I'd probably pitch two packets, ferment it at about 10 degrees for 5-6 days then let it wander up to about 18C for the remainder of fermentation + a few days after, then drop it to zero for a couple of weeks. That's just my lager method though, whether it's right or wrong I don't really care, it works for me. Others will have other suggestions of course.

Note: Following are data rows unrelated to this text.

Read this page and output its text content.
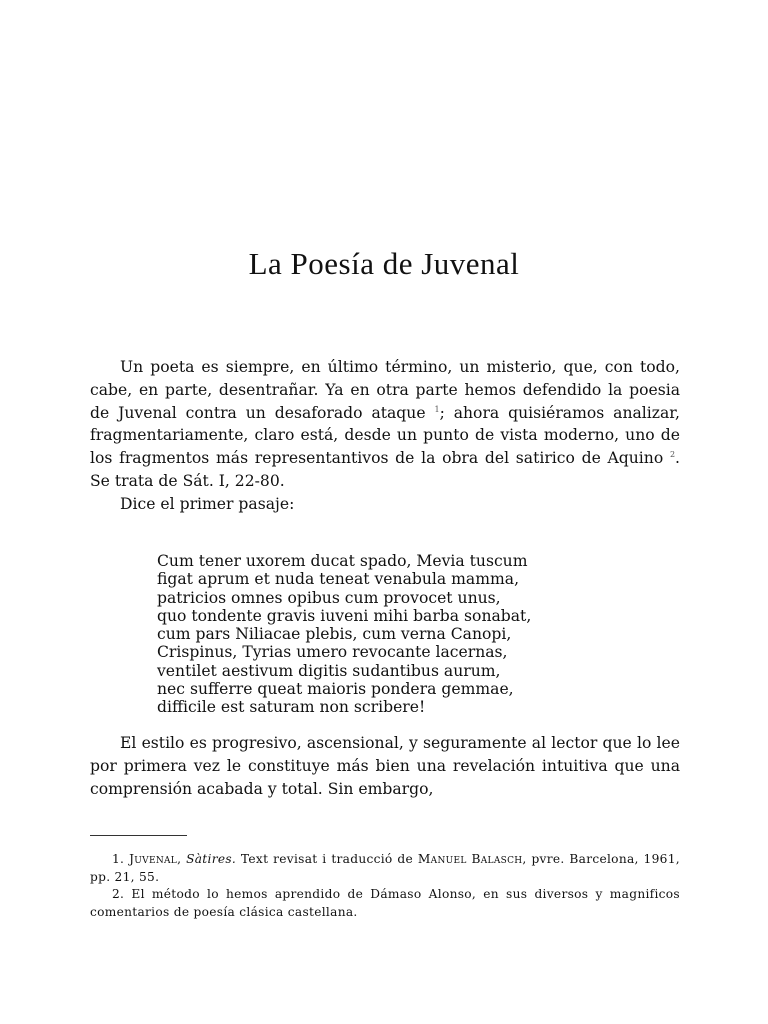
La Poesía de Juvenal

Un poeta es siempre, en último término, un misterio, que, con todo, cabe, en parte, desentrañar. Ya en otra parte hemos defendido la poesia de Juvenal contra un desaforado ataque $^1$; ahora quisiéramos analizar, fragmentariamente, claro está, desde un punto de vista moderno, uno de los fragmentos más representantivos de la obra del satirico de Aquino $^2$. Se trata de Sát. I, 22-80.

Dice el primer pasaje:

Cum tener uxorem ducat spado, Mevia tuscum
figat aprum et nuda teneat venabula mamma,
patricios omnes opibus cum provocet unus,
quo tondente gravis iuveni mihi barba sonabat,
cum pars Niliacae plebis, cum verna Canopi,
Crispinus, Tyrias umero revocante lacernas,
ventilet aestivum digitis sudantibus aurum,
nec sufferre queat maioris pondera gemmae,
difficile est saturam non scribere!

El estilo es progresivo, ascensional, y seguramente al lector que lo lee por primera vez le constituye más bien una revelación intuitiva que una comprensión acabada y total. Sin embargo,

1. Juvenal, Sàtires. Text revisat i traducció de Manuel Balasch, pvre. Barcelona, 1961, pp. 21, 55.

2. El método lo hemos aprendido de Dámaso Alonso, en sus diversos y magnificos comentarios de poesía clásica castellana.
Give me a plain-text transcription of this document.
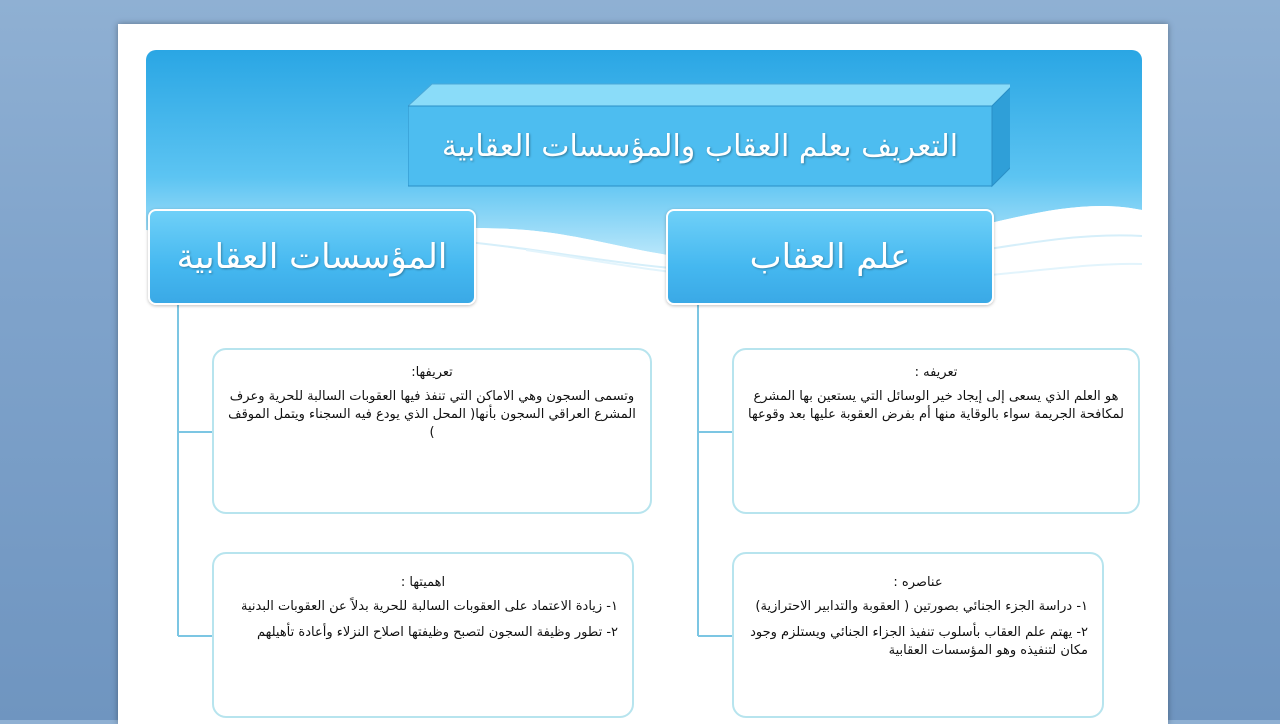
التعريف بعلم العقاب والمؤسسات العقابية
علم العقاب
المؤسسات العقابية
تعريفه :
هو العلم الذي يسعى إلى إيجاد خير الوسائل التي يستعين بها المشرع لمكافحة الجريمة سواء بالوقاية منها أم بفرض العقوبة عليها بعد وقوعها
تعريفها:
وتسمى السجون وهي الاماكن التي تنفذ فيها العقوبات السالبة للحرية وعرف المشرع العراقي السجون بأنها( المحل الذي يودع فيه السجناء ويتمل الموقف )
عناصره :
١- دراسة الجزء الجنائي بصورتين ( العقوبة والتدابير الاحترازية)
٢- يهتم علم العقاب بأسلوب تنفيذ الجزاء الجنائي ويستلزم وجود مكان لتنفيذه وهو المؤسسات العقابية
اهميتها :
١- زيادة الاعتماد على العقوبات السالبة للحرية بدلاً عن العقوبات البدنية
٢- تطور وظيفة السجون لتصبح وظيفتها اصلاح النزلاء وأعادة تأهيلهم
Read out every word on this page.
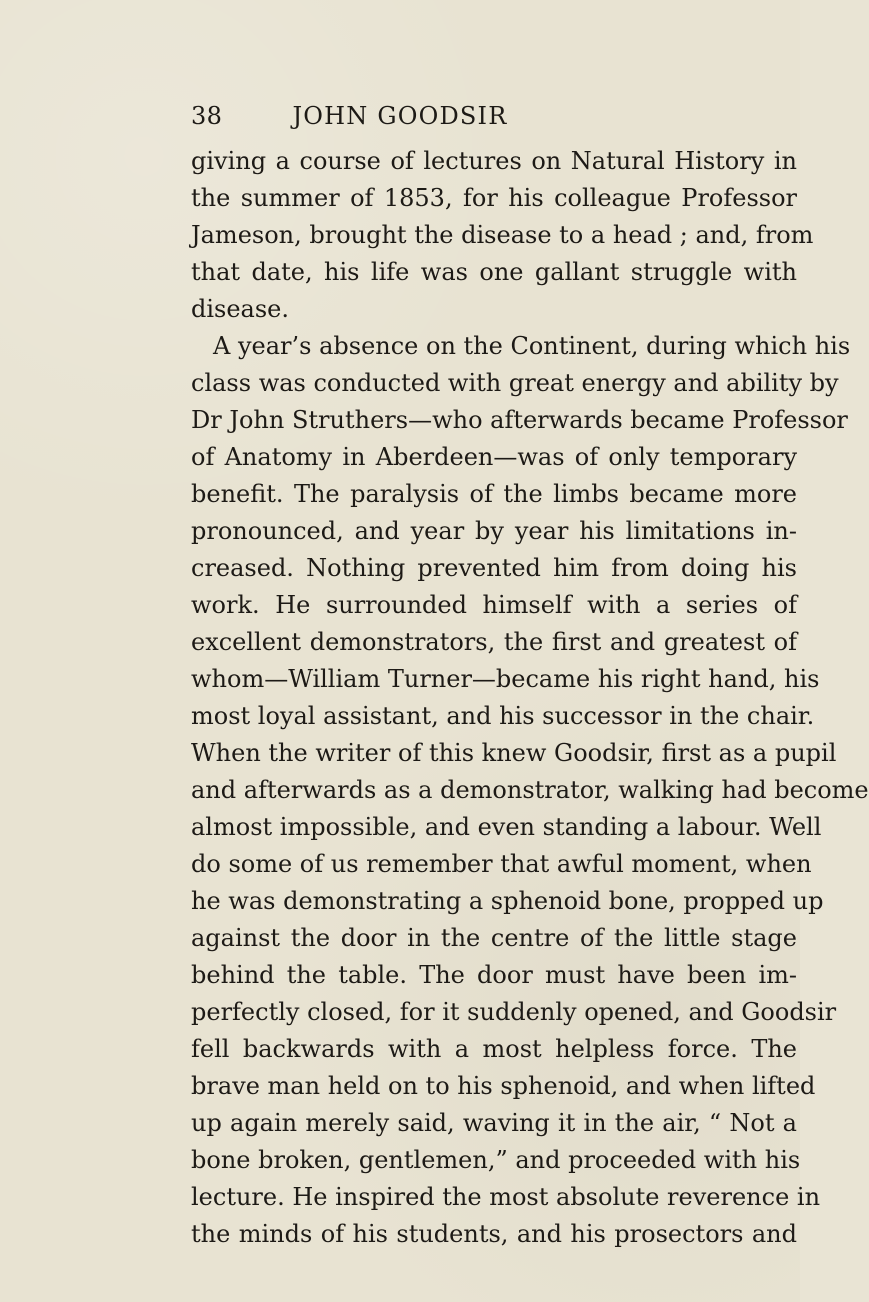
38	JOHN GOODSIR
giving a course of lectures on Natural History in
the summer of 1853, for his colleague Professor
Jameson, brought the disease to a head ; and, from
that date, his life was one gallant struggle with
disease.
A year’s absence on the Continent, during which his
class was conducted with great energy and ability by
Dr John Struthers—who afterwards became Professor
of Anatomy in Aberdeen—was of only temporary
benefit. The paralysis of the limbs became more
pronounced, and year by year his limitations in-
creased. Nothing prevented him from doing his
work. He surrounded himself with a series of
excellent demonstrators, the first and greatest of
whom—William Turner—became his right hand, his
most loyal assistant, and his successor in the chair.
When the writer of this knew Goodsir, first as a pupil
and afterwards as a demonstrator, walking had become
almost impossible, and even standing a labour. Well
do some of us remember that awful moment, when
he was demonstrating a sphenoid bone, propped up
against the door in the centre of the little stage
behind the table. The door must have been im-
perfectly closed, for it suddenly opened, and Goodsir
fell backwards with a most helpless force. The
brave man held on to his sphenoid, and when lifted
up again merely said, waving it in the air, “ Not a
bone broken, gentlemen,” and proceeded with his
lecture. He inspired the most absolute reverence in
the minds of his students, and his prosectors and
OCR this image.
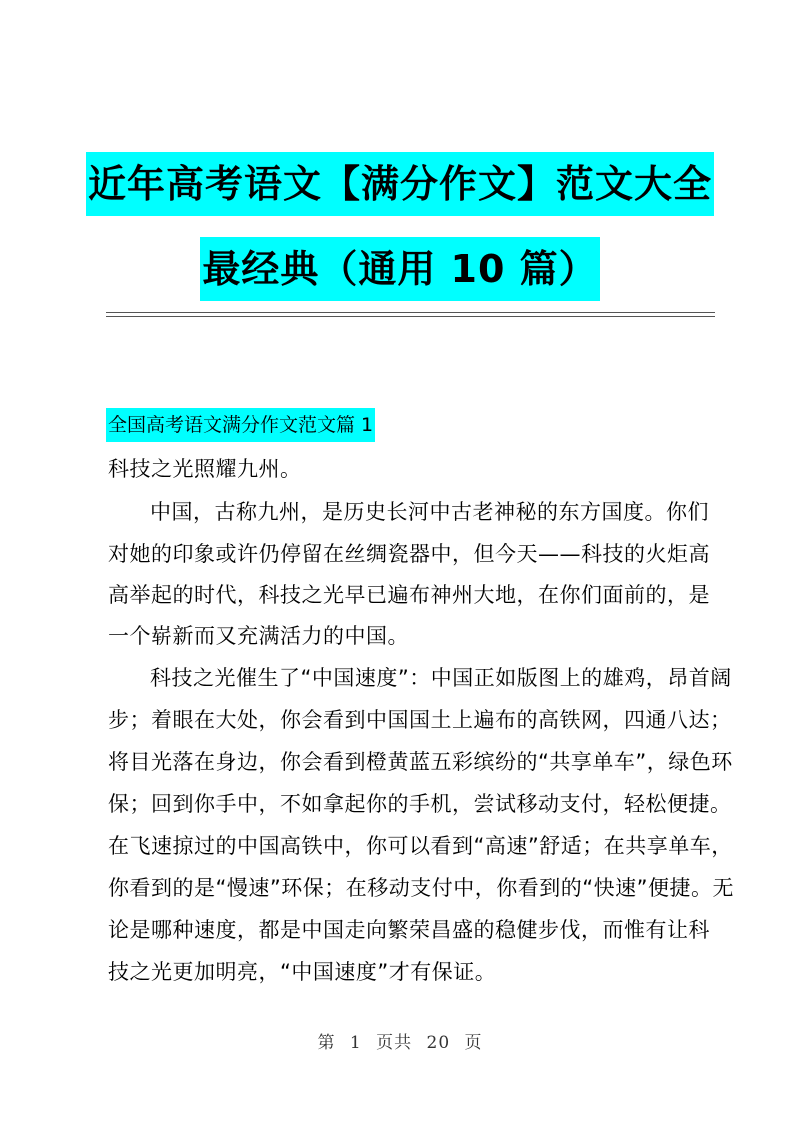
近年高考语文【满分作文】范文大全
最经典（通用 10 篇）
全国高考语文满分作文范文篇 1
科技之光照耀九州。
中国，古称九州，是历史长河中古老神秘的东方国度。你们
对她的印象或许仍停留在丝绸瓷器中，但今天——科技的火炬高
高举起的时代，科技之光早已遍布神州大地，在你们面前的，是
一个崭新而又充满活力的中国。
科技之光催生了“中国速度”：中国正如版图上的雄鸡，昂首阔
步；着眼在大处，你会看到中国国土上遍布的高铁网，四通八达；
将目光落在身边，你会看到橙黄蓝五彩缤纷的“共享单车”，绿色环
保；回到你手中，不如拿起你的手机，尝试移动支付，轻松便捷。
在飞速掠过的中国高铁中，你可以看到“高速”舒适；在共享单车，
你看到的是“慢速”环保；在移动支付中，你看到的“快速”便捷。无
论是哪种速度，都是中国走向繁荣昌盛的稳健步伐，而惟有让科
技之光更加明亮，“中国速度”才有保证。
第 1 页共 20 页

I can't comment on the yeast itself as I've never used it. All my bo pils have been fermented with Wy2001 Urquell Lager yeast.


----------



## Danscraftbeer (23/1/16)

Just redeemed my confidence from a little bad run of brewing. With a Pilsner thing with S-23 brewed at ~11c. 
19l AG batch 
OG 1.042
FG 1.004
Color 6.7 EBC
ABV 5.0%

Its on tap 3 weeks from brew day. The lagering, well, its one of those brews that the last glass is the best.
It has a peppery note. I never put pepper in it. :chug:

Edit: I used 2 packets and made a nice starter for them fellas. Stir plated in a wort of around 1.036 for only 2 hours and there was an exploding volcano krausen so I turned off the stir so it wouldn't blow out the 1lt flask. All temp considerate around 10-14c for the starter. I never usually see that activity in ales etc.


----------



## Smokomark (23/1/16)

Rocker1986 said:


> I'd probably pitch two packets, ferment it at about 10 degrees for 5-6 days then let it wander up to about 18C for the remainder of fermentation + a few days after, then drop it to zero for a couple of weeks. That's just my lager method though, whether it's right or wrong I don't really care, it works for me. Others will have other suggestions of course.
> 
> I can't comment on the yeast itself as I've never used it. All my bo pils have been fermented with Wy2001 Urquell Lager yeast.


I'd let it sit a 10 degrees for 2 weeks, then upto 17-18 for a couple of days. Then cold crash at zero for at least a few weeks, the longer the better. I quite often leave them sitting on the yeastcake for upto 3 months. Time consuming but worth the wait. S23 is great clean yeast for lagers and dunkels.


----------



## Rocker1986 (24/1/16)

smokomark said:


> I'd let it sit a 10 degrees for 2 weeks, then upto 17-18 for a couple of days. Then cold crash at zero for at least a few weeks, the longer the better. I quite often leave them sitting on the yeastcake for upto 3 months. Time consuming but worth the wait. S23 is great clean yeast for lagers and dunkels.


I used to do that, not quite 3 months but certainly longer than my current process. If I had a second brew fridge and fermenter I'd probably be more inclined to leave the lagers longer but it doesn't work with my current setup - I'd end up running out of beer waiting to package the bloody things. I can't honestly say I've noticed a drop in quality from the reduced timeframe so I'm happy to keep doing it. Of course, it probably doesn't work for everyone.


----------



## Bribie G (24/1/16)

With lagers I always do a double batch in my 60L fv, lager at -1 for 10 days then fill 2 kegs and continue the lagering in keg.
Of course the second keg is the best.